L'angoisse crée tant de scénarios au creux de mon cerveau. Le problème de ces scénarios, c'est qu'ils finissent tous mal. Rien ne va, et mon cerveau est si puissant qu'il arrive à me persuader que ce que je m'imagine est la réalité.

Quand j'étais petit, j'ai eu un accident de voiture avec mon père. Rien de très grave, heureusement, mais cet incident me revient en mémoire, mêlant ce souvenir à mes angoisses déjà présentes. Je ne tremble pas souvent, quand je stresse, mais aujourd'hui, c'est le cas. Je tremble de tout mon corps, allongé sur le dos, les yeux grands ouverts pour admirer l'obscurité.

Une sensation de froid m'envahit. Pas de la fraîcheur, loin de là : le froid est si intense qu'il me glace le sang, je claque des dents, mes poils se dressent sur mes avant-bras. Je suis littéralement congelé.

La petite lumière de la table de chevet s'allume après que Zaven se soit redressé. Je tourne la tête vers lui, il ne me regarde pas encore. Je tremble toujours, mais je n'ose pas bouger plus.

Tu vas encore le déranger avec tes problèmes ridicules.

Sauf que quand son regard se pose enfin sur moi, je fonds tout simplement en larmes. Il écarte les bras, m'invitant à me réfugier contre lui, et c'est ce que je fais. Comme d'habitude, il glisse sa main dans mes cheveux qui sont probablement emmêlés, ses lèvres se posent sur mon front.

Mais ce qui n'est pas comme d'habitude, ce sont ses mots.

Parle-moi, mon ange. Livre moi tes angoisses, et laisse moi te rassurer pour chacune d'entre elles.

C'est ridicule, soufflé-je. C'est seulement de la panique, et je me fais des films.

Mon amour, je t'en prie. Laisse-moi essayer de te rassurer.

Mon amour...

Il s'en fiche que ma voix tremble, chevrote, que je fasse des pauses dans mes phrases parce que je pleure trop.

J'ai peur d'avoir un accident de voiture en rentrant chez moi. Ou que tu fasses un accident en venant à l'appartement et que tu meures avant que je puisse te dire au-revoir.

Je me tais. Premier scénario causé par mon anxiété, révélé. J'ai tellement peur que nous ne puissions pas nous revoir une fois que je serai parti, et cette angoisse-là me bouffe de l'intérieur. Je ne veux pas être séparé de Zaven.

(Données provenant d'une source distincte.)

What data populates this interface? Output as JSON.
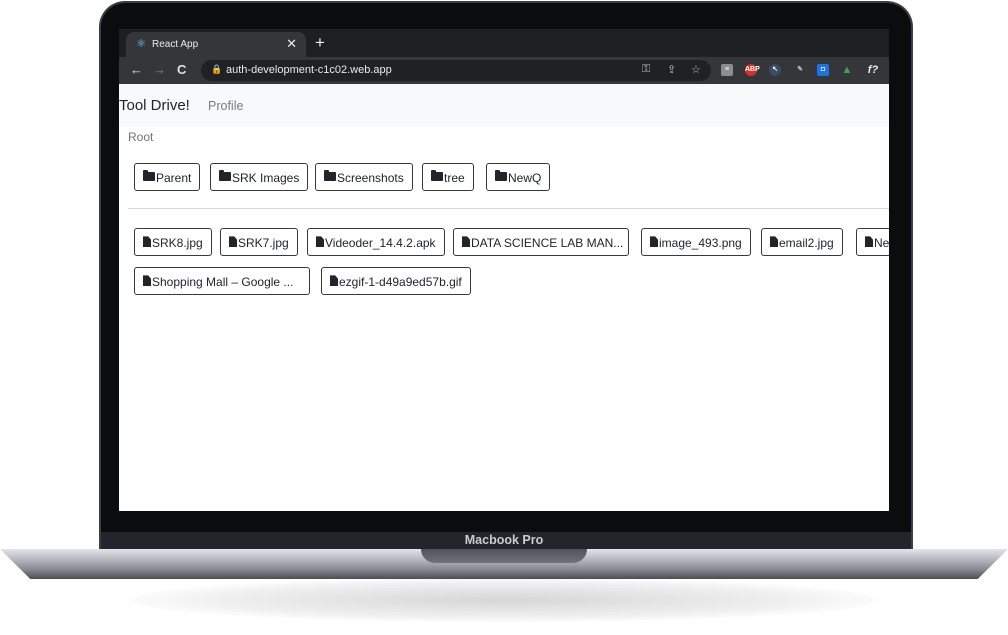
{
  "laptop": {
    "label": "Macbook Pro"
  },
  "browser": {
    "tab": {
      "title": "React App",
      "close_glyph": "✕"
    },
    "new_tab_glyph": "+",
    "nav": {
      "back": "←",
      "forward": "→",
      "reload": "C"
    },
    "url": "auth-development-c1c02.web.app",
    "extensions": [
      "key-icon",
      "share-icon",
      "star-icon",
      "abp-icon",
      "drive-icon",
      "f?-icon"
    ]
  },
  "app": {
    "brand": "Tool Drive!",
    "nav_profile": "Profile",
    "breadcrumb": "Root",
    "folders": [
      "Parent",
      "SRK Images",
      "Screenshots",
      "tree",
      "NewQ"
    ],
    "files": [
      "SRK8.jpg",
      "SRK7.jpg",
      "Videoder_14.4.2.apk",
      "DATA SCIENCE LAB MAN...",
      "image_493.png",
      "email2.jpg",
      "Ne",
      "Shopping Mall – Google ...",
      "ezgif-1-d49a9ed57b.gif"
    ]
  },
  "colors": {
    "accent": "#212529",
    "navbar_bg": "#f8f9fa",
    "browser_dark": "#35363a"
  }
}
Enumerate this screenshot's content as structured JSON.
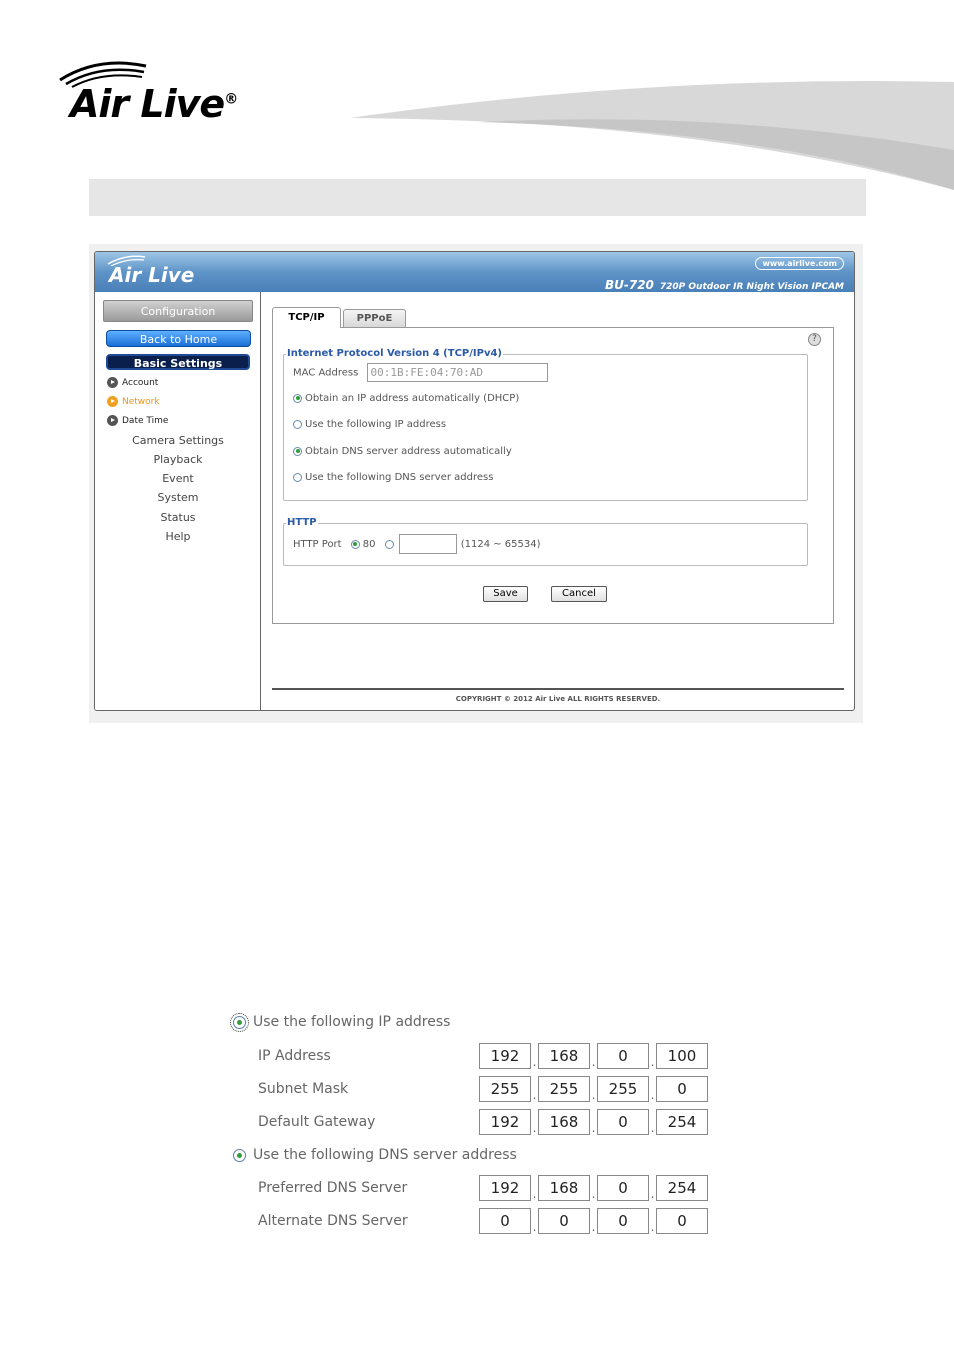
{
  "doc": {
    "logo_text": "Air Live",
    "logo_mark": "®"
  },
  "app": {
    "logo_text": "Air Live",
    "site_link": "www.airlive.com",
    "model": "BU-720",
    "model_desc": "720P Outdoor IR Night Vision IPCAM"
  },
  "sidebar": {
    "configuration": "Configuration",
    "back_home": "Back to Home",
    "basic_settings": "Basic Settings",
    "sub_items": [
      "Account",
      "Network",
      "Date Time"
    ],
    "active_sub": "Network",
    "categories": [
      "Camera Settings",
      "Playback",
      "Event",
      "System",
      "Status",
      "Help"
    ]
  },
  "tabs": [
    "TCP/IP",
    "PPPoE"
  ],
  "ipv4": {
    "legend": "Internet Protocol Version 4 (TCP/IPv4)",
    "mac_label": "MAC Address",
    "mac_value": "00:1B:FE:04:70:AD",
    "options": [
      {
        "label": "Obtain an IP address automatically (DHCP)",
        "selected": true
      },
      {
        "label": "Use the following IP address",
        "selected": false
      },
      {
        "label": "Obtain DNS server address automatically",
        "selected": true
      },
      {
        "label": "Use the following DNS server address",
        "selected": false
      }
    ]
  },
  "http": {
    "legend": "HTTP",
    "port_label": "HTTP Port",
    "default_port": "80",
    "range": "(1124 ~ 65534)"
  },
  "buttons": {
    "save": "Save",
    "cancel": "Cancel"
  },
  "copyright": "COPYRIGHT © 2012 Air Live ALL RIGHTS RESERVED.",
  "detail": {
    "static_ip_option": "Use the following IP address",
    "ip_label": "IP Address",
    "ip": [
      "192",
      "168",
      "0",
      "100"
    ],
    "mask_label": "Subnet Mask",
    "mask": [
      "255",
      "255",
      "255",
      "0"
    ],
    "gateway_label": "Default Gateway",
    "gateway": [
      "192",
      "168",
      "0",
      "254"
    ],
    "dns_option": "Use the following DNS server address",
    "pref_dns_label": "Preferred DNS Server",
    "pref_dns": [
      "192",
      "168",
      "0",
      "254"
    ],
    "alt_dns_label": "Alternate DNS Server",
    "alt_dns": [
      "0",
      "0",
      "0",
      "0"
    ]
  }
}
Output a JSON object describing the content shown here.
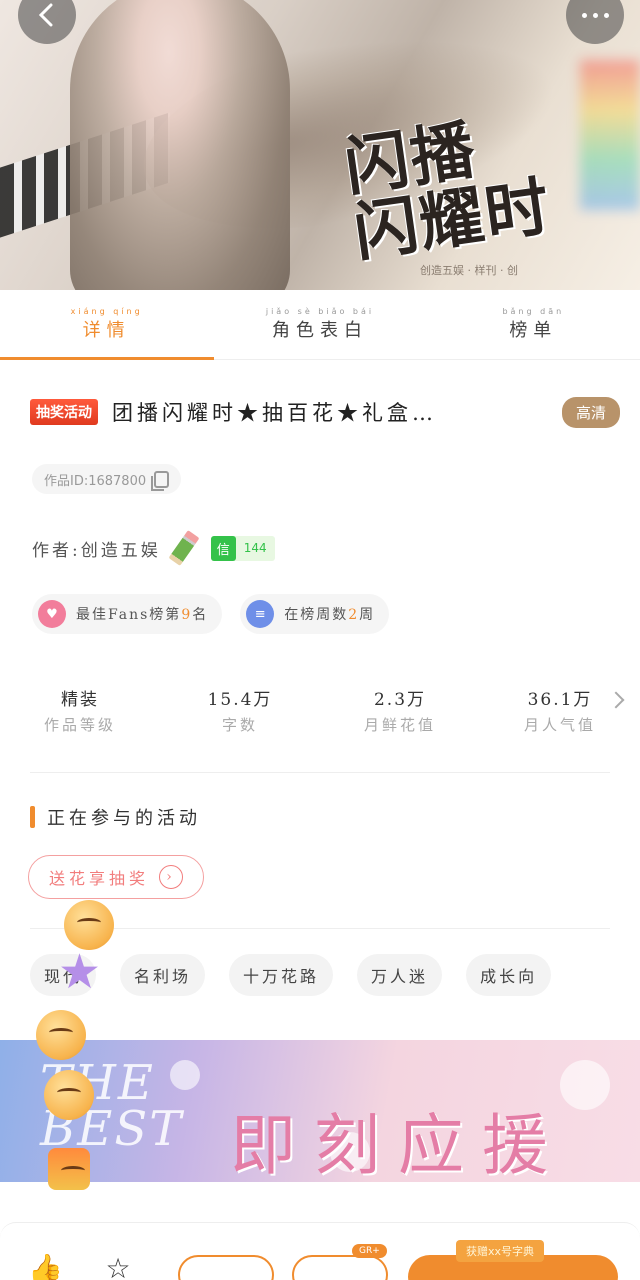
{
  "hero": {
    "title_art": "闪播\n闪耀时",
    "credit": "创造五娱 · 样刊 · 创"
  },
  "tabs": [
    {
      "label": "详情",
      "pinyin": "xiáng qíng",
      "active": true
    },
    {
      "label": "角色表白",
      "pinyin": "jiǎo sè biǎo bái",
      "active": false
    },
    {
      "label": "榜单",
      "pinyin": "bǎng dān",
      "active": false
    }
  ],
  "work": {
    "lottery_badge": "抽奖活动",
    "title": "团播闪耀时★抽百花★礼盒…",
    "hd_badge": "高清",
    "id_label": "作品ID:1687800",
    "author": "作者:创造五娱",
    "letter_badge": {
      "icon": "信",
      "count": "144"
    }
  },
  "ranks": [
    {
      "icon": "heart-icon",
      "prefix": "最佳Fans榜第",
      "num": "9",
      "suffix": "名"
    },
    {
      "icon": "list-icon",
      "prefix": "在榜周数",
      "num": "2",
      "suffix": "周"
    }
  ],
  "stats": [
    {
      "value": "精装",
      "label": "作品等级"
    },
    {
      "value": "15.4万",
      "label": "字数"
    },
    {
      "value": "2.3万",
      "label": "月鲜花值"
    },
    {
      "value": "36.1万",
      "label": "月人气值"
    }
  ],
  "activities": {
    "section_title": "正在参与的活动",
    "gift_button": "送花享抽奖"
  },
  "chips": [
    "现代",
    "名利场",
    "十万花路",
    "万人迷",
    "成长向"
  ],
  "promo": {
    "left_text": "THE BEST",
    "main_text": "即刻应援"
  },
  "bottom": {
    "tag_mini": "GR+",
    "tag_promo": "获赠xx号字典"
  },
  "colors": {
    "accent": "#f08c2e",
    "lottery": "#e03a1f",
    "hd": "#b8936a",
    "green": "#34c24a"
  }
}
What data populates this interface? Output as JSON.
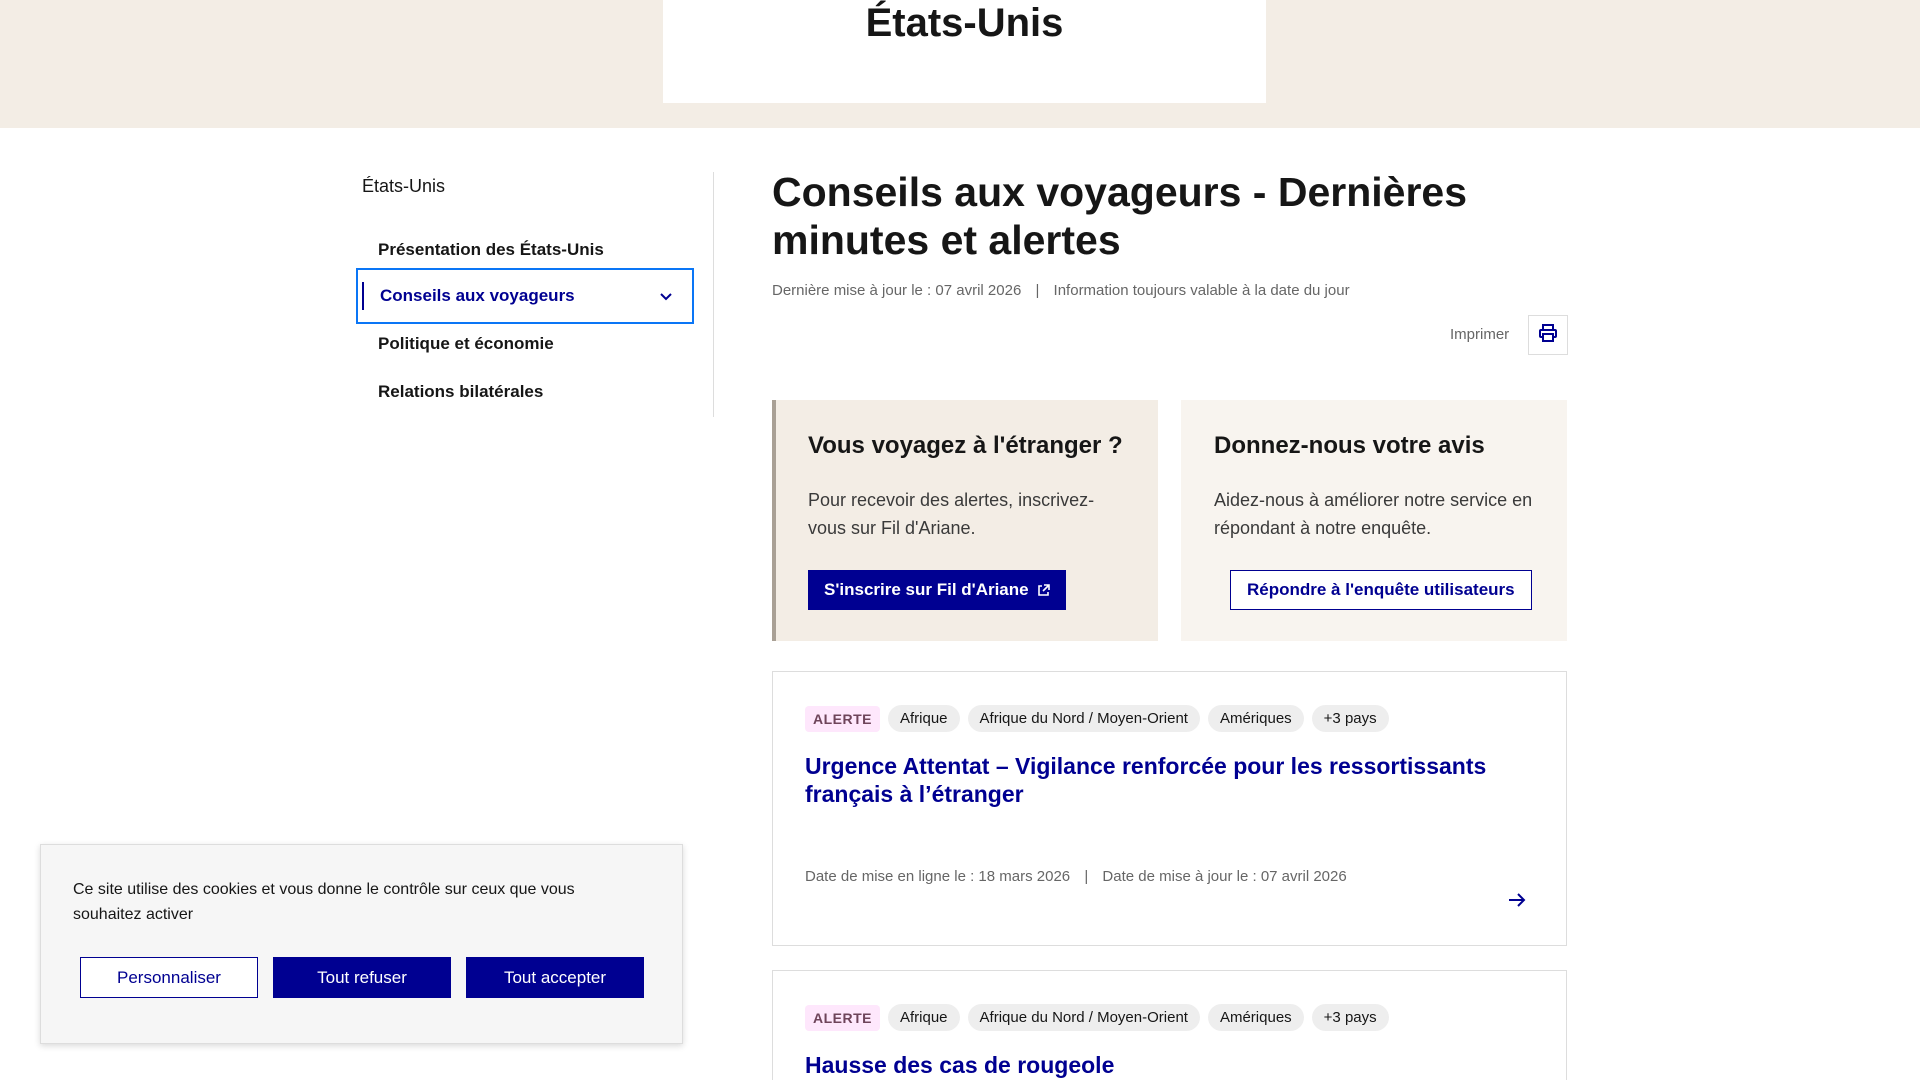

Il y a très peu de chances que ça arrive. Je sais que tu le sais et que c'est ton anxiété qui te souffle ça, mais je ne sais pas vraiment quoi dire d'autre. Continue, allège ton coeur, murmure-t-il contre mes cheveux.

Je prends une grande inspiration tremblante avant d'être à nouveau en capacité de parler.

Et si c'était plus pareil sans l'ambiance des vacances ? Que tu réalisais que tu ne m'aimes pas vraiment ?

Ma voix vacille, part presque dans les aigus. Je me tais à nouveau, alors que j'ai encore plein d'angoisses à dévoiler au clair de lune.

Je suis amoureux de toi, Amaël. Et crois moi, ça ne risque pas de changer.

Quelques longues secondes s'écoulent, un hibou hulule au fin fond de la nuit.

Il est encore plus ridicule que les autres, celui-là, chuchoté-je.

Dis-moi quand même, mon ange. Je ne te jugerai jamais, c'est promis. Je veux t'aider.

J'en ai la tête qui tourne. Je ne comprends toujours pas comment tant de perfection peut venir d'une seule personne, et que cette personne soit amoureuse de moi. La présence de Zaven est le plus beau cadeau que j'aurais pu avoir.

Cela m'a traversé l'esprit que t'aurais pu me mentir et ne pas être admis...Et que dès que je serais parti, tu m'aurais bloqué, pour ne pas me blesser pendant que j'étais face à toi. Pardon, c'est vraiment débile, je sais que c'est n'importe quoi.

Je n'aurais pas dû lui confier ça. Il va le prendre personnellement et m'en vouloir, c'est sûr et certain.

Regarde-moi, réclame-t-il d'une voix douce.

Je m'exécute, de nouvelles larmes dévalent mes joues sous la panique. Je serre tellement son tee-shirt que les jointures de mes doigts deviennent blanches comme de la neige.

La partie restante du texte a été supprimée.